Viaero Wireless failed Tuesday to get approval for cell towers in North Platte to provide seamless coverage to customers. Viaero faced a public outcry, similar to the protests in May when the company wanted to erect a 100-foot tower on the corner of Fourth and Willow.
This time around, Viaero hoped to build two towers. One would be at Eighth and Willow, inside a residential area, a couple blocks from the Union Pacific railroad main line. The other was slated for at corner of West E and Sherman, near the First United Methodist Church.
The towers would be 20 feet shorter than the tower the company proposed in May, but the shorter height did not stem the tide of protests.
Earlier, the North Platte Planning Commission voted to not recommend the permit. They said that the tower would not be in harmony with the character and normal use of the area.
At the last minute, the application for the tower at West E was pulled from the council agenda, even though it is the heart of the coverage area that Viaero needs, according to the company's application. The property owners – the church – asked that the request be removed from consideration.

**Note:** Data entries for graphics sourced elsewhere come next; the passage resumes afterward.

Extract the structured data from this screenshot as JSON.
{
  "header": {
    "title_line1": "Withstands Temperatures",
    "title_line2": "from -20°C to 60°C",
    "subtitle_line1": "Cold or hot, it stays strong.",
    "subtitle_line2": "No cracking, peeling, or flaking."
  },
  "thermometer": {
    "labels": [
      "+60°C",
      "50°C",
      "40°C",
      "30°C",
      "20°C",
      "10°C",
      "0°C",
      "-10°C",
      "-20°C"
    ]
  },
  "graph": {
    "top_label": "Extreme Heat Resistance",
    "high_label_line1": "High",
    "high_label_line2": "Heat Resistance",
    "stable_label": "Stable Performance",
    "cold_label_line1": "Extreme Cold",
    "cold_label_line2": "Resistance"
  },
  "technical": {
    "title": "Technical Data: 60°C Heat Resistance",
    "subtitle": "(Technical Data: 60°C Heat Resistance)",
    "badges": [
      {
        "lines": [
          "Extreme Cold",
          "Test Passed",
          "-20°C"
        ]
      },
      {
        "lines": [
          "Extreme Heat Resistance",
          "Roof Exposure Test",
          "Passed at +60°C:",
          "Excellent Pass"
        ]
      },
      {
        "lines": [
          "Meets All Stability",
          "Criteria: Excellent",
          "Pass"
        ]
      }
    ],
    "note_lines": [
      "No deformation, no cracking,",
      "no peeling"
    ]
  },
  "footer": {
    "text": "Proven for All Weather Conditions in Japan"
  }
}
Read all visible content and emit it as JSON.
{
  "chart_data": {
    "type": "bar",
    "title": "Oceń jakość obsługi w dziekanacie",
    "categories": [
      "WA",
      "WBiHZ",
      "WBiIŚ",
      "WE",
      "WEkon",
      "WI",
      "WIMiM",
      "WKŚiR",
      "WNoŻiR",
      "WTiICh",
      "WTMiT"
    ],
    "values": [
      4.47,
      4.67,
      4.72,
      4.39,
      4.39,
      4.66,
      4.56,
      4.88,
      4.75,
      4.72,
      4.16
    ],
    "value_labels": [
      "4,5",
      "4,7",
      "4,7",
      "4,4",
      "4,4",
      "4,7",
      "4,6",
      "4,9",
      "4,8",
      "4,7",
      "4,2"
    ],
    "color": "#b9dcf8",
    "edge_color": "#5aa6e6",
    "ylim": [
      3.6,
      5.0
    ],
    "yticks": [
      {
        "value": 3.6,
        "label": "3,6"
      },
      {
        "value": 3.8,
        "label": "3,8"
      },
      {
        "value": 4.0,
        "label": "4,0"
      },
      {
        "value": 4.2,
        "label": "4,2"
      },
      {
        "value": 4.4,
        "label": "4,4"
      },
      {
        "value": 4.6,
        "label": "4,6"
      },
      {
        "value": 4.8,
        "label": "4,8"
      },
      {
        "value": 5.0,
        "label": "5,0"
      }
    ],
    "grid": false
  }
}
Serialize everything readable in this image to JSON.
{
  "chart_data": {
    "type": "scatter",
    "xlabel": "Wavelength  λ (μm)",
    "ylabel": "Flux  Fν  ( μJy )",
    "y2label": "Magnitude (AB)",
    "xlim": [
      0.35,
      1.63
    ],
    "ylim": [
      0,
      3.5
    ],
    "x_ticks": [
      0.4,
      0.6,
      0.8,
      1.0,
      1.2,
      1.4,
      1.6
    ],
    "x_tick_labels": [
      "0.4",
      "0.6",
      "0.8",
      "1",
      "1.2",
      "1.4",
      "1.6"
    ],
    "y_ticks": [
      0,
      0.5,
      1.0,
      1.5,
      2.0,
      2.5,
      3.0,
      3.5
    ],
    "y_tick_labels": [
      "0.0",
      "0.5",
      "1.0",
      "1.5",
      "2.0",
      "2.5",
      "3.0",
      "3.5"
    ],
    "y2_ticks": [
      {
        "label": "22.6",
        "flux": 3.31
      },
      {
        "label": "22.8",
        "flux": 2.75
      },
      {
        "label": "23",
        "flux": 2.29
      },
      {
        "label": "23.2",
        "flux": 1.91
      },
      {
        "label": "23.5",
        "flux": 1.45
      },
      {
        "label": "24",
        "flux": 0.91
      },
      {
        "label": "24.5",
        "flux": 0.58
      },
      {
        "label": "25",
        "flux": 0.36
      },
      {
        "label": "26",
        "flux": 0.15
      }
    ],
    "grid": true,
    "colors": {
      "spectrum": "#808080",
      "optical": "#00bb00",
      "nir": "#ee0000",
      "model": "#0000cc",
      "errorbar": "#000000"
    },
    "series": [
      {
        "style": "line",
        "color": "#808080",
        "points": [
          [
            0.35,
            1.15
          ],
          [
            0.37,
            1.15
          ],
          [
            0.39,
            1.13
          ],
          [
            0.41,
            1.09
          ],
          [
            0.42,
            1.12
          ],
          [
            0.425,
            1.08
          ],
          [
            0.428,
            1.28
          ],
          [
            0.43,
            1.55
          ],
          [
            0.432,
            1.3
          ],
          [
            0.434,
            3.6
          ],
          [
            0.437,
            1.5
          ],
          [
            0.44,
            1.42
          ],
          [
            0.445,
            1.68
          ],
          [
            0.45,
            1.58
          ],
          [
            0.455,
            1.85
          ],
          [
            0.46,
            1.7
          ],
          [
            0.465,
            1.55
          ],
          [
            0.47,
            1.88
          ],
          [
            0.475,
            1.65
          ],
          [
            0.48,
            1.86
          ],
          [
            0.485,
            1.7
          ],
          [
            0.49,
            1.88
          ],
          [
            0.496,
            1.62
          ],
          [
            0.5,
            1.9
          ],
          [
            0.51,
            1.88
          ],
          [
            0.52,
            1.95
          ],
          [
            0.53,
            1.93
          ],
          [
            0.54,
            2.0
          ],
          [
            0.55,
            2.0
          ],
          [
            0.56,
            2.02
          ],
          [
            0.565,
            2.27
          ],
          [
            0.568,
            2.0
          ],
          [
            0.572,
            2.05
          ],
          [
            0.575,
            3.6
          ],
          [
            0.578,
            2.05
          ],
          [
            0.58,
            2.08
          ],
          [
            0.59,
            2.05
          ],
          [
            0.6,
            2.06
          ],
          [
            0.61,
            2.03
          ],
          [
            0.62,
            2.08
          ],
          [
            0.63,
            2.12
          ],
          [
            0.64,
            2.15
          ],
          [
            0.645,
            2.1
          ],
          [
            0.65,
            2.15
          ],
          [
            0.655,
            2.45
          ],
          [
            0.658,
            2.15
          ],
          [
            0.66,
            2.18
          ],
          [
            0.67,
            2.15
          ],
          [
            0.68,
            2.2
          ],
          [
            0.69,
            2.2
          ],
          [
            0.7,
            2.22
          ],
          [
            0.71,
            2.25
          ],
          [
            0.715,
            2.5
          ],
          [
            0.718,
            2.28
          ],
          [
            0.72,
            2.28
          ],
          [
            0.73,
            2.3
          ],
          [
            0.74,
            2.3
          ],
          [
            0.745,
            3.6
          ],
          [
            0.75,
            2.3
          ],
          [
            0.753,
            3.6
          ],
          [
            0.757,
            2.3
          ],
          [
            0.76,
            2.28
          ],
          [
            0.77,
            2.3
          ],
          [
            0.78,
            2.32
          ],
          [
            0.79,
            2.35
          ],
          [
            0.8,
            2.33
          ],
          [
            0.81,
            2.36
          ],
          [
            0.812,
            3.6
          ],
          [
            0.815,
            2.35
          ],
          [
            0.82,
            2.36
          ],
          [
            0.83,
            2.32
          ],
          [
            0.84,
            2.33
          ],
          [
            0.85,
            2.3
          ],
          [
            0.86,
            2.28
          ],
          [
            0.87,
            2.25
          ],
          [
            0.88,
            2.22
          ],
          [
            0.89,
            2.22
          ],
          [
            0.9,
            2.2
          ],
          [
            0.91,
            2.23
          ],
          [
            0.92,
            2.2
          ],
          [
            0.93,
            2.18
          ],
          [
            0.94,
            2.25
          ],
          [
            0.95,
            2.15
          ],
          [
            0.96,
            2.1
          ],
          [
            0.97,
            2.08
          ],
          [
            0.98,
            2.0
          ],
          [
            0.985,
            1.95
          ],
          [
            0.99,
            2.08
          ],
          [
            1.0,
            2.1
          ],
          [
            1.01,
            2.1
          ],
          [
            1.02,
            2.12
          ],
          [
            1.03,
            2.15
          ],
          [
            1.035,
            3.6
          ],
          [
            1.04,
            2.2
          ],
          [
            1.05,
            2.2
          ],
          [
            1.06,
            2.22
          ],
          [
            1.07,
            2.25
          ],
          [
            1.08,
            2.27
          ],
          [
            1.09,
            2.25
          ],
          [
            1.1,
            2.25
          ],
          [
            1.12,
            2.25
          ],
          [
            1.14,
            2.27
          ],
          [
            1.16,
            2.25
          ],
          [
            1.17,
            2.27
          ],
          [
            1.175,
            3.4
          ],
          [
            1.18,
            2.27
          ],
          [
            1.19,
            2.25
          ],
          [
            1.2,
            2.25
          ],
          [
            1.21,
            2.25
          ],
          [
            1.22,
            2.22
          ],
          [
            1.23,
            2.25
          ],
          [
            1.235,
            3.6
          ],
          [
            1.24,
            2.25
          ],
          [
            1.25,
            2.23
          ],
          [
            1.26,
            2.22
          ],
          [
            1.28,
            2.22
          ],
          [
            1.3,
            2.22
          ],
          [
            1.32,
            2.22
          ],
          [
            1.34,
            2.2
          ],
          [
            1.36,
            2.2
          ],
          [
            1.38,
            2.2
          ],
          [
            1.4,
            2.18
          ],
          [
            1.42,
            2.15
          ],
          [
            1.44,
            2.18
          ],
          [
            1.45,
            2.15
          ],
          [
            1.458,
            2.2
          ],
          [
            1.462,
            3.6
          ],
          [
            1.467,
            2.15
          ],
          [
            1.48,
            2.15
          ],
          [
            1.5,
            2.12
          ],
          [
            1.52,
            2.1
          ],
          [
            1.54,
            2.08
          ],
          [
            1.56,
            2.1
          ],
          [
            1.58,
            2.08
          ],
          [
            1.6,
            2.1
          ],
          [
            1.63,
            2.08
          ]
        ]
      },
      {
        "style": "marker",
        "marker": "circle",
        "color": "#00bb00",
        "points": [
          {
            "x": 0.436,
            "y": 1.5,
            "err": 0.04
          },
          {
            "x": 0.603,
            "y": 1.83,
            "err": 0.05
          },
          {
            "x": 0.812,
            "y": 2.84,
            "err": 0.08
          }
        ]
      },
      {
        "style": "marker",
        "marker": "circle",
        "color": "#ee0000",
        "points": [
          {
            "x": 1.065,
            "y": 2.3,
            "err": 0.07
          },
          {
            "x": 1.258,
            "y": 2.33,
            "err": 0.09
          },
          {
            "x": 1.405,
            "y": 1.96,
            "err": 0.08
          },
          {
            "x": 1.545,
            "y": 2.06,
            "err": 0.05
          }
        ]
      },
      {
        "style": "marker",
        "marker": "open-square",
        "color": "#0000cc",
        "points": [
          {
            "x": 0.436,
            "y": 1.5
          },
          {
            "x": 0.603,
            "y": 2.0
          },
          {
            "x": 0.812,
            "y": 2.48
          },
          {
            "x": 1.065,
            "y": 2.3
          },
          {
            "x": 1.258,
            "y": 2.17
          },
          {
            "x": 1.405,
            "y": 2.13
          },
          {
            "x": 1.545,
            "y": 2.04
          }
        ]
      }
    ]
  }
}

Residents near Eighth and Willow expressed fear of damage to property values and detrimental radiation effects over the long term. Residents noted the tower would be near a school and expressed concern for the health of the children.
In the application, Viaero said the tower was needed to provide 4G coverage -- a high capacity coverage that allows smart phones to function like computers.
Viaero said the tower could increase property values because smart phones will carry more data, 911 calls and responses would improve, and the coverage would benefit both residents and businesses, promoting economic development.
But residents who spoke were all opposed.
Roy Welch, 315 W. Seventh, said he is “just three years away from retiring and I want to feel sure that I’m going to make that with good health. I don’t want my property value to drop and I really don’t want this big tower just outside my back door.”
During discussion, Councilman Jim Carman said he put himself in the place of the residents, and he would not want a tower near his house.
“I must consider the feeling of those that live in that neighborhood too,” Carman said.
The council voted 8-0 against the application.
Bulletin Editor George Lauby contributed to this report.